Он засунул два пальца в рот и попытался свистнуть, но, видно, ему стало нехорошо: внезапно повалившись на перила балкона, он бессильно на них повис, не переставая, однако, жестами оскорблять обитателей нашего дома.
На балкон выскочила его крохотная жена, хотела ему помочь, но он ее оттолкнул и ввалился в комнату, чтобы через минуту появиться снова. На этот раз он волок за собой большой диван, с которого падали какие-то журналы и подушки. Подлез под этот диван, поднатужился, норовя сбросить его через перила во двор.
– Я вам всем покажу! – злобно повторял он. – Я вас проучу!
– Прекрати, папа! – испуганно закричал Буйвол и бросился к подъезду. – Папа, папочка, пожалей мебель! Они все равно не поймут!
Я не люблю вспоминать этот случай и охотно бы его пропустил. Никакого воспитательного значения он не имеет. Примерным детям я б и не подумал такое рассказывать. Но вам необходимо хотя бы изредка слышать неприятные вещи. И лучше, чтобы вы услышали их от меня. Тем более что это вульгарное происшествие отлично передает атмосферу тех необычных дней.

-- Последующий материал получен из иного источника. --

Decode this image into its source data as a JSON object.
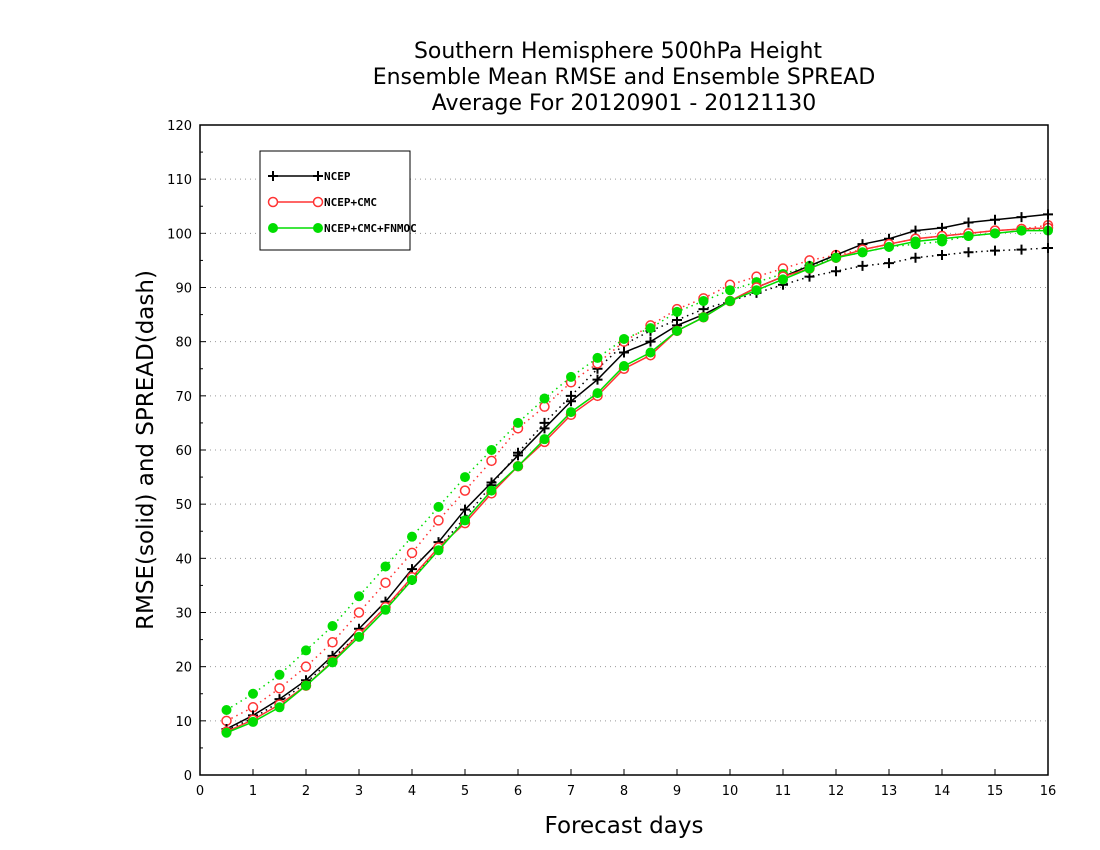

Вечером отец долго не мог заснуть. Мы с ним легли в комнате с телевизором, потому что у мамы уложили Цецилию. Отец ворочался с боку на бок, даже что-то бормотал себе под нос, и мне это мешало спать. Поэтому я стал думать о девочке в джинсах и об Эве. И сразу увидел ту долину, а вернее, тот широкий и глубокий распадок, неутомимую речку и усадьбу, которую я назвал золотой, хотя она всего лишь пожелтела от старости. А на берегу я увидел Эвуню, совершенно белую, ослепительно белую. Но в белизне этой не было ничего символического или необыкновенного, просто когда-то детей так одевали, и я почему-то хорошо это помнил. Итак, Эва стояла на берегу, истерически заламывала руки, клонясь набок, точно преодолевая страшное сопротивление, и тихо, взволнованно, со слезами в голосе повторяла: «Я вас люблю, безумно люблю». Я как наяву видел встревоженные диковатые глаза, припухшие, словно затененные легкой дымкой губы и смуглые руки с тоненькими пальцами. Для этого мне вовсе не требовалось засыпать. Эвуня постоянно была рядом, вылезала отовсюду, на что бы я ни глядел.
И все же – признаюсь, пока нас никто не слышит, – мне больше нравится та, в джинсах. Не знаю, в чем причина, но это так. Девчонка как девчонка, пожалуй чересчур румяная, с непослушными светлыми прядками, которые она машинально убирает за уши, и вообще вид у нее такой, будто ее только что выкупали. И ничего таинственного, ничего оригинального в ней нет. Просто она мне нравится, честно говоря, даже очень нравится, хотя я этого чувства стесняюсь и, конечно же, смогу превозмочь.
Поэтому я стал – назло той, в джинсах, – думать, что, когда вырасту, женюсь на Эве. Вырастать мне неохота, но дело зашло так далеко, что жениться, видимо, придется. И, едва я так подумал, меня уколола мысль, что Эва с Себастьяном стоят сейчас в воде, замерзают в ледяной бездне, отчаянно бьются об стену, взывая о помощи, а эта мерзкая вода, возможно, уже доходит им до груди, а то и до подбородка. Но ведь, сколько бы раз я ни попадал в эту долину, всегда был один и тот же вечер или начало ночи. Может, в мое отсутствие тамошнее время останавливается и начинает идти вперед, только когда я возвращаюсь? Но может быть, мне просто так кажется?